I’m not uniformly interested in everyone’s everyday lives. I do consider the almost universal impulse to document daily details as one of the profoundly endearing qualities of humankind. I am thankful for Ellis’s contribution. It has returned me to the quotidian, more attentive and grateful. Why I felt I had to leave it, I don’t know.

Reflection: What are the stories you’ve grown up with and grown into?

Vaginal Davis and ektor garcia: There’s Something About Maria
September 20 to October 19, 2024
Adams and Ollman, Portland, OR

There’s something daunting, something sacrosanct about Vaginal Davis and ektor garcia’s, There’s Something About Maria. I confess, I haven’t been in person yet. I’m working up the courage.

Hanging throughout the reddish pink gallery walls are small portraits, each painted by Davis with makeup on paper previously used for keeping notes. These are still legible. They are portraits of women named Mary. Mary Wollencroft. Yvonne Elliman as Mary Magdalene in Jesus Christ Superstar. Mary Stuart Queen of Scots. Mary Shelley. Marie Laveux. There are others. 

Hanging around them are garcia’s floral crocheted nets of copper, wool, and ceramic. The labor of treating copper as a fiber seems impossible to me until I remember copper sponges have been used for cleaning homes for centuries. Maybe this labor is impossible and commonplace. Elsewhere, banners of black crochet lace hang and I’m reminded of my lola’s mourning clothes which have come in and out of rotation this year. She is Maria (Maria Ellena) too. 

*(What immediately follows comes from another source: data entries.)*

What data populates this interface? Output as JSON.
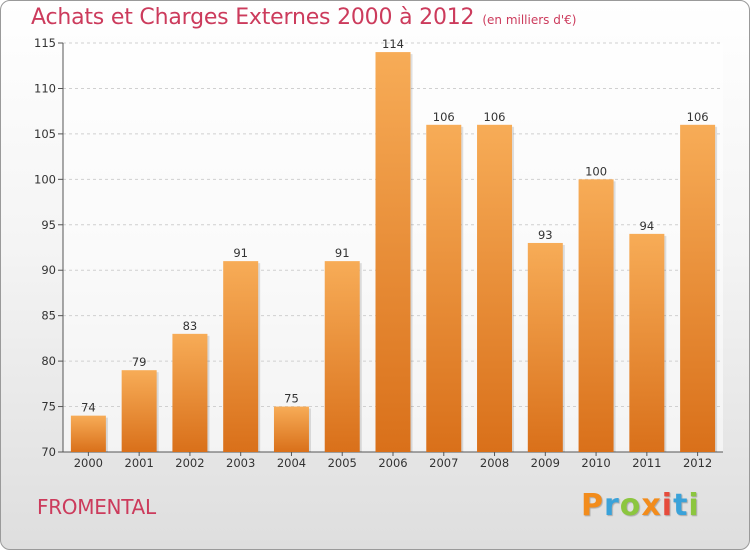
{
  "header": {
    "title": "Achats et Charges Externes 2000 à 2012",
    "subtitle": "(en milliers d'€)"
  },
  "commune": "FROMENTAL",
  "logo": {
    "letters": [
      "P",
      "r",
      "o",
      "x",
      "i",
      "t",
      "i"
    ],
    "colors": [
      "#f28c1c",
      "#3aa2d9",
      "#8cc63f",
      "#f28c1c",
      "#e64b3c",
      "#3aa2d9",
      "#8cc63f"
    ]
  },
  "colors": {
    "bar": "#f0952f",
    "bar_light": "#f7ac57",
    "bar_dark": "#d9701a",
    "accent": "#cc3b5c"
  },
  "chart_data": {
    "type": "bar",
    "title": "Achats et Charges Externes 2000 à 2012",
    "subtitle": "(en milliers d'€)",
    "categories": [
      "2000",
      "2001",
      "2002",
      "2003",
      "2004",
      "2005",
      "2006",
      "2007",
      "2008",
      "2009",
      "2010",
      "2011",
      "2012"
    ],
    "values": [
      74,
      79,
      83,
      91,
      75,
      91,
      114,
      106,
      106,
      93,
      100,
      94,
      106
    ],
    "ylim": [
      70,
      115
    ],
    "yticks": [
      70,
      75,
      80,
      85,
      90,
      95,
      100,
      105,
      110,
      115
    ],
    "grid": true,
    "legend": "none"
  }
}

If I have a daughter, this will likely be her name.

Already, there is too much to say. Some Mary’s are prayed to more than others. When one Maria is said, you say all the others. The name indexes a holy mother who for many today is lost to secularization. In honoring all its invocations and attributions, the name Mary or Maria becomes a point of access to another kind of worship, one that imagines grocery lists as sacred texts and returns us to the Mary’s we know.

Reflection: What spaces are sacred to you?